Big Data means retailers can figure out exactly what you’re willing to pay—and they’re starting to charge itby James Plunkett / December 8, 2017 / Leave a comment
Published in January 2018 issue of Prospect Magazine
Imagine strolling with a neighbour to the corner shop, only to be charged 50p more than her for buying the same box of cornflakes. You’d better get used to that feeling of unfairness because “price discrimination” could be a big part of the future of retail. In fact, it’s already here. On some websites, online prices now bounce up and down in ways that are specific to you—depending on what you’ve bought before, what you paid for it, and even what you’ve previously browsed and not bought. Big data, the cascade of digital traces we all leave in the networked age, allows firms to gather information on customers, and they can use that information to figure out, with unprecedented accuracy, how much we’re each willing to pay—and, therefore, the maximum they can charge.
Put like this, price discrimination sounds unappealing, and there’s no doubt it offends the expectations we’ve developed in the mass consumer markets of the last 70 years.
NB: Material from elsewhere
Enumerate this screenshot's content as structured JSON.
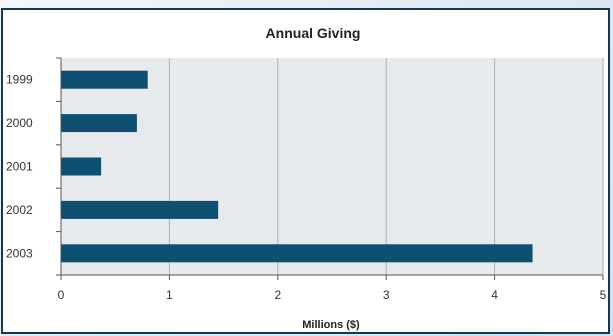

We’ve grown used to prices not varying for the simple reason that companies haven’t known the maximum their customers were willing to pay—their so-called “reserve price.”
On top of this, even if companies had hazarded a guess at which customers they could charge more, they would have found it impractical to do so. Imagine changing your price tags, or reprinting your menus, for each new customer that walked in the door. Even if you could, the complexity involved wouldn’t justify the cost. Businesses have therefore, in general, had to play it straight, charging all their customers the same competitive price.
This isn’t to say prices have been static or simple. We’ve always known that prices can be pushed up—by surging demand or scarce supply. But, at least when they rose, they rose for all. There was an intuitive fairness to the system. With personalised pricing, by contrast, the individual takes his or her chances—depending on the unknowable things a supplier knows about them. Put like that, this emerging future doesn’t feel so right.
And yet price discrimination is neither entirely new, nor all bad news. Think of the young person’s railcard: it gives one group lower fares on the assumption that they can typically afford to pay less than the middle aged. Some chip shops offer “pensioner specials” on the same basis; and coffee shops in Belgravia charge more than cafés in Bootle—not just because the rent is higher, but also because they have a hunch that the locals will be willing to pay more. Prices also vary on an individual basis in sectors like second-hand cars, where haggling survives. And, in the right circumstances, economic theory suggests that price discrimination of this kind can make markets more efficient. By better matching demand to supply, so that more value-adding trades take place, it can boost output and—in aggregate—consumer outcomes.